Mittwoch, Februar 14, 2007

Vom Widerspruch zwischen Wort und Tat: VW-Gesetz vor dem Fall

Das sogenannte VW-Gesetz, welches das Stimmrecht einzelner Aktionäre auf 20% begrenzt, steht vor dem Fall. Der Europäische Gerichtshof wird vorraussichtlich dieses nahezu 50 Jahre alte Gesetz als nicht vereinbar mit EU-Recht erklären.
Damit geht eine große Chance verloren.

April 2005: Franz Müntefering vergleicht anonyme Finanzinvestoren, die über Unternehmen herfallen, sie abgrasen und dann weiterziehen, mit Heuschreckenschwärmen.
Doch nicht erst seit diesem berühmt-berüchtigten BamS-Interview des heutigen Arbeitsministers vergeht keine wirtschaftspolitische Grundsatzrede ohne Verweis auf die große Gefahr internationaler, hoch spekulativer Investmentfonds, die ganze Volkswirtschaften destabilisieren könnten.
Zum Standardreportouir einer jeden Wirtschafts- und Staatsanalyse gehört natürlich auch der "wachsende Kontrollverlust" der Politik. Erhard Eppler erklärt angesichts der scheinbaren Übermacht des Kapitals den Staat gar zum Auslaufmodell.

An Erkenntnis scheint es nicht zu mangeln.

Doch scheint es unglaubwürdig, an Rednerpulten die Macht des Kapitals und das Risiko von Hedge-Fonds zu geißeln und am Verhandlungstisch jede Möglichkeit, diese Missstände zu beseitigen, auszuschlagen.
Das VW-Gesetz ist hier ein Paradebeispiel.

Es dient dem Ziel, feindliche Übernahmen abzuwehren und politisch ungewollte Unternehmensentscheidungen zu verhindern.
Sogenannte Goldene Aktien, das heißt Stimmanteile mit besonderen Mitbestimmungsrechten wie einer Sperrminorität sind international Gang und Gäbe.
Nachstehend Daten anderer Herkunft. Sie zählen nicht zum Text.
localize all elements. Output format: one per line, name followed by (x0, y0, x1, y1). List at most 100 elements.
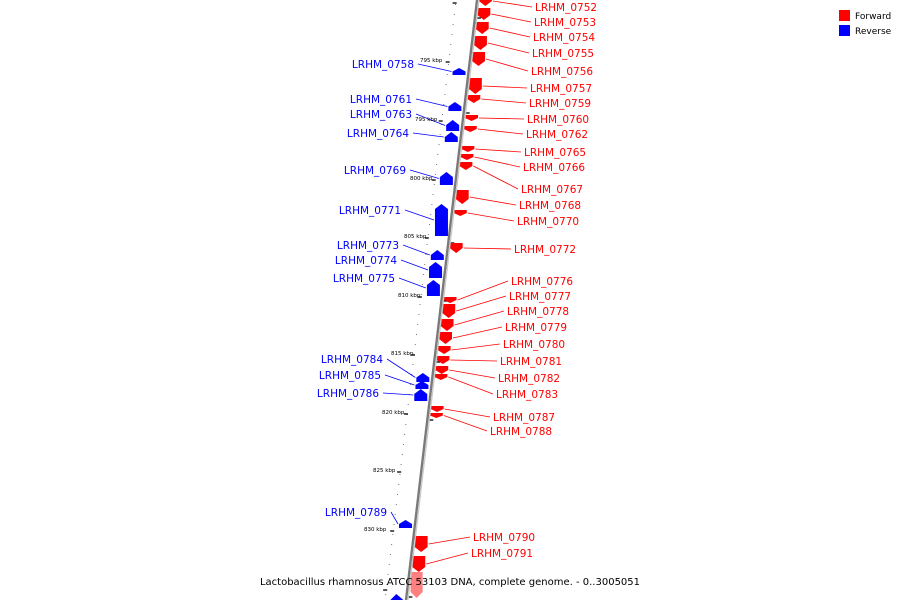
reverse-gene-label[interactable]: LRHM_0773 (337, 240, 399, 252)
label-connector (452, 326, 503, 339)
forward-gene-label[interactable]: LRHM_0757 (530, 83, 592, 95)
forward-gene-label[interactable]: LRHM_0790 (473, 532, 535, 544)
forward-gene-label[interactable]: LRHM_0780 (503, 339, 565, 351)
forward-gene-arrow (443, 297, 457, 303)
forward-gene-label[interactable]: LRHM_0752 (535, 2, 597, 14)
forward-gene-label[interactable]: LRHM_0776 (511, 276, 573, 288)
label-connector (444, 408, 491, 418)
reverse-gene-label[interactable]: LRHM_0786 (317, 388, 379, 400)
reverse-gene-label[interactable]: LRHM_0761 (350, 94, 412, 106)
forward-gene-arrow (461, 146, 475, 152)
reverse-gene-label[interactable]: LRHM_0758 (352, 59, 414, 71)
scale-dot (420, 294, 422, 295)
label-connector (443, 415, 488, 432)
reverse-gene-label[interactable]: LRHM_0774 (335, 255, 397, 267)
forward-gene-label[interactable]: LRHM_0791 (471, 548, 533, 560)
reverse-gene-arrow (444, 132, 458, 142)
scale-dot (410, 384, 412, 385)
forward-gene-label[interactable]: LRHM_0755 (532, 48, 594, 60)
reverse-gene-label[interactable]: LRHM_0771 (339, 205, 401, 217)
reverse-gene-arrow (414, 389, 428, 401)
reverse-gene-label[interactable]: LRHM_0784 (321, 354, 383, 366)
label-connector (428, 536, 471, 545)
forward-gene-label[interactable]: LRHM_0781 (500, 356, 562, 368)
scale-dot (398, 484, 400, 485)
reverse-gene-arrow (390, 594, 404, 600)
forward-gene-arrow (410, 572, 423, 598)
forward-gene-label[interactable]: LRHM_0782 (498, 373, 560, 385)
scale-dot (386, 584, 388, 585)
legend: Forward Reverse (839, 10, 892, 37)
scale-dot (437, 154, 439, 155)
forward-gene-label[interactable]: LRHM_0765 (524, 147, 586, 159)
reverse-gene-label[interactable]: LRHM_0775 (333, 273, 395, 285)
forward-gene-arrow (473, 36, 487, 50)
forward-gene-label[interactable]: LRHM_0770 (517, 216, 579, 228)
label-connector (404, 209, 435, 221)
forward-gene-label[interactable]: LRHM_0779 (505, 322, 567, 334)
forward-gene-arrow (435, 366, 449, 374)
forward-gene-arrow (453, 210, 467, 216)
reverse-gene-label[interactable]: LRHM_0763 (350, 109, 412, 121)
scale-dot (450, 44, 452, 45)
forward-gene-arrow (475, 22, 489, 34)
tick-label: 795 kbp (420, 58, 443, 64)
scale-dot (449, 54, 451, 55)
tick-label: 820 kbp (382, 410, 405, 416)
scale-dot (412, 364, 414, 365)
forward-gene-label[interactable]: LRHM_0759 (529, 98, 591, 110)
forward-gene-label[interactable]: LRHM_0767 (521, 184, 583, 196)
forward-gene-label[interactable]: LRHM_0783 (496, 389, 558, 401)
legend-reverse-swatch (839, 25, 850, 36)
forward-gene-arrow (449, 243, 463, 253)
tick-label: 825 kbp (373, 468, 396, 474)
forward-gene-label[interactable]: LRHM_0768 (519, 200, 581, 212)
scale-dot (399, 474, 401, 475)
label-connector (384, 374, 415, 386)
scale-dot (445, 84, 447, 85)
reverse-gene-arrow (415, 381, 429, 389)
forward-gene-arrow (472, 52, 486, 66)
forward-gene-label[interactable]: LRHM_0754 (533, 32, 595, 44)
forward-gene-label[interactable]: LRHM_0753 (534, 17, 596, 29)
label-connector (491, 13, 532, 23)
reverse-gene-label[interactable]: LRHM_0789 (325, 507, 387, 519)
scale-dot (405, 424, 407, 425)
reverse-gene-arrow (448, 102, 462, 111)
label-connector (457, 280, 509, 301)
reverse-gene-arrow (446, 120, 460, 131)
reverse-gene-label[interactable]: LRHM_0764 (347, 128, 409, 140)
label-connector (463, 247, 512, 250)
forward-gene-arrows (410, 0, 492, 598)
forward-gene-label[interactable]: LRHM_0766 (523, 162, 585, 174)
label-connector (487, 42, 530, 54)
scale-dot (451, 34, 453, 35)
reverse-gene-label[interactable]: LRHM_0769 (344, 165, 406, 177)
tick-label: 805 kbp (404, 234, 427, 240)
scale-dot (407, 404, 409, 405)
tick-label: 795 kbp (415, 117, 438, 123)
scale-dot (447, 64, 449, 65)
scale-dot (424, 264, 426, 265)
label-connector (473, 165, 519, 190)
forward-gene-label[interactable]: LRHM_0788 (490, 426, 552, 438)
scale-dot (401, 454, 403, 455)
forward-gene-label[interactable]: LRHM_0760 (527, 114, 589, 126)
scale-dot (419, 304, 421, 305)
reverse-gene-label[interactable]: LRHM_0785 (319, 370, 381, 382)
forward-gene-label[interactable]: LRHM_0778 (507, 306, 569, 318)
label-connector (415, 98, 448, 107)
reverse-gene-arrows (390, 68, 466, 600)
forward-gene-label[interactable]: LRHM_0777 (509, 291, 571, 303)
reverse-gene-arrow (416, 373, 430, 382)
forward-gene-label[interactable]: LRHM_0762 (526, 129, 588, 141)
forward-gene-label[interactable]: LRHM_0772 (514, 244, 576, 256)
genome-backbone (404, 0, 479, 600)
forward-gene-label[interactable]: LRHM_0787 (493, 412, 555, 424)
scale-dot (434, 174, 436, 175)
forward-gene-label[interactable]: LRHM_0756 (531, 66, 593, 78)
scale-dot (391, 544, 393, 545)
forward-gene-arrow (468, 78, 482, 94)
legend-forward-swatch (839, 10, 850, 21)
scale-dot (455, 4, 457, 5)
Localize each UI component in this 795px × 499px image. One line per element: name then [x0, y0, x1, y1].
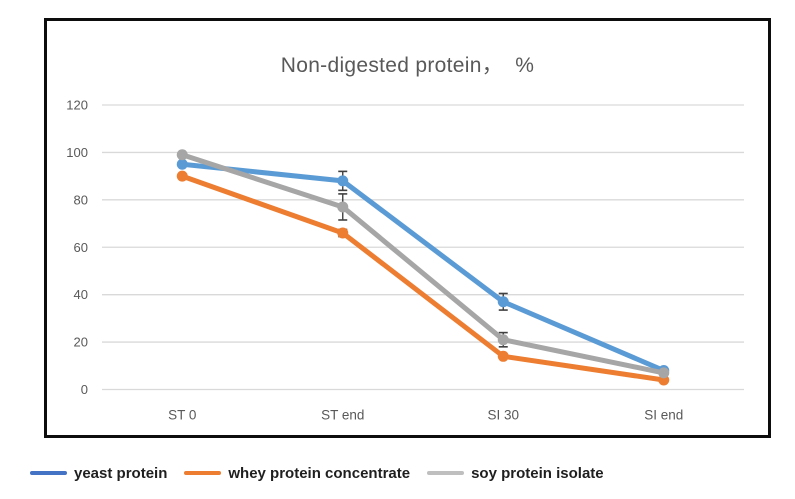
x-tick-label: SI 30	[487, 408, 519, 423]
x-tick-label: ST end	[321, 408, 364, 423]
x-tick-label: ST 0	[168, 408, 196, 423]
data-point	[497, 350, 509, 362]
series-1	[176, 170, 670, 386]
line-plot: 0 20 40 60 80 100 120 ST 0 ST end SI 30 SI end	[66, 98, 744, 423]
data-point	[337, 175, 349, 187]
data-point	[658, 367, 670, 379]
y-tick-label: 80	[74, 192, 88, 207]
legend: yeast protein whey protein concentrate soy…	[30, 462, 604, 484]
legend-item-2: soy protein isolate	[427, 465, 604, 482]
data-point	[176, 158, 188, 170]
y-tick-label: 60	[74, 240, 88, 255]
chart-box: Non-digested protein， % 0 20 40 60 80 100 120 S…	[44, 18, 771, 438]
y-tick-label: 40	[74, 287, 88, 302]
data-point	[337, 227, 349, 239]
y-tick-label: 120	[66, 98, 88, 113]
y-tick-label: 20	[74, 335, 88, 350]
data-point	[497, 334, 509, 346]
y-tick-label: 100	[66, 145, 88, 160]
data-point	[337, 201, 349, 213]
legend-label: whey protein concentrate	[228, 464, 411, 482]
chart-title: Non-digested protein， %	[280, 54, 535, 77]
series-line	[179, 173, 667, 383]
series-2	[176, 149, 670, 379]
legend-label: soy protein isolate	[471, 464, 604, 482]
series-line	[179, 152, 667, 376]
x-tick-label: SI end	[644, 408, 683, 423]
data-point	[497, 296, 509, 308]
legend-label: yeast protein	[74, 464, 168, 482]
data-point	[176, 170, 188, 182]
y-tick-label: 0	[81, 382, 88, 397]
legend-swatch	[30, 471, 67, 475]
series-line	[179, 161, 667, 374]
legend-item-1: whey protein concentrate	[184, 465, 410, 482]
legend-swatch	[184, 471, 222, 475]
series-0	[176, 158, 670, 377]
legend-swatch	[427, 471, 465, 475]
data-point	[176, 149, 188, 161]
legend-item-0: yeast protein	[30, 465, 167, 482]
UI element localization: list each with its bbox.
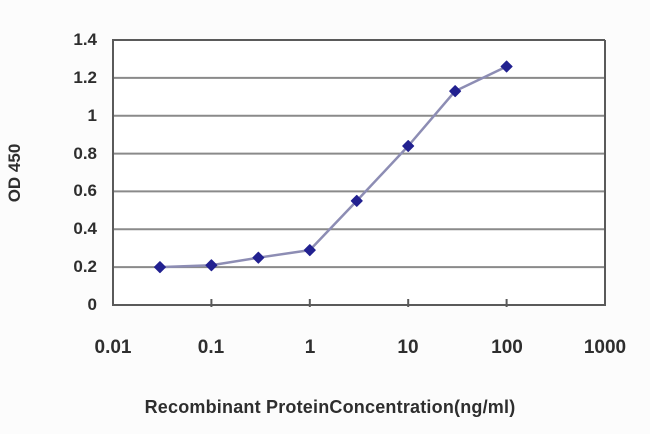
y-tick-label: 1.4	[73, 30, 97, 49]
y-tick-label: 0	[87, 295, 97, 314]
x-tick-label: 0.1	[197, 337, 225, 358]
x-tick-label: 1	[304, 337, 316, 358]
y-tick-label: 0.6	[73, 181, 97, 200]
x-tick-label: 10	[397, 337, 419, 358]
x-tick-label: 1000	[583, 337, 627, 358]
x-axis-title: Recombinant ProteinConcentration(ng/ml)	[144, 397, 516, 417]
x-tick-label: 0.01	[94, 337, 132, 358]
y-tick-label: 0.8	[73, 144, 97, 163]
x-tick-label: 100	[491, 337, 523, 358]
y-tick-label: 0.4	[73, 219, 97, 238]
y-tick-label: 0.2	[73, 257, 97, 276]
y-tick-label: 1.2	[73, 68, 97, 87]
y-tick-label: 1	[87, 106, 97, 125]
"Die stärksten Schutzmaßnahmen vor ausländischen Übernahmen herrschen in Frankreich. Vor zwei Jahren trat dort ein Dekret in Kraft, das zehn Schlüsselbranchen mit einem staatlichen Schutzwall umgibt. Dazu gehören etwa Rüstungskonzerne, Impfstoffhersteller, Biotechfirmen und Spielcasinos. Auch beim teilprivatisierten Energieriesen Électricité de France und der Großbank Crédit Lyonnais besitzt der französiche Staat Vetorechte." (taz)

Warum gibt man ein solch kraftvolles Instrument wirtschaftlicher Regulierung so leicht aus der Hand?
Wenngleich wir nicht verkennen dürfen, dass staatliche Eingriffe die Attraktivität des hiesigen Standortes schmälert, sollte die Regulierung der Wirtschaft nicht weiter derart verschmäht werden.

Die Wirtschaft muss dem Menschen dienen, heißt es immer.
Zur Durchsetzung der Interessen der Menschen in der Wirtschaft, bedarf es daher einer Demokratisierung der deutschen Großkonzerne.
Ein Instrument wie das VW-Gesetz, das es dem Land Niedersachsen ermöglicht, zwei Vertreter in den Aufsichtsrat zu entsenden, darf nicht aufgegeben werden.
Im Gegenteil: Wir brauchen auch ein Deutsche-Bank-, ein Siemens- und ein Telekom-Gesetz.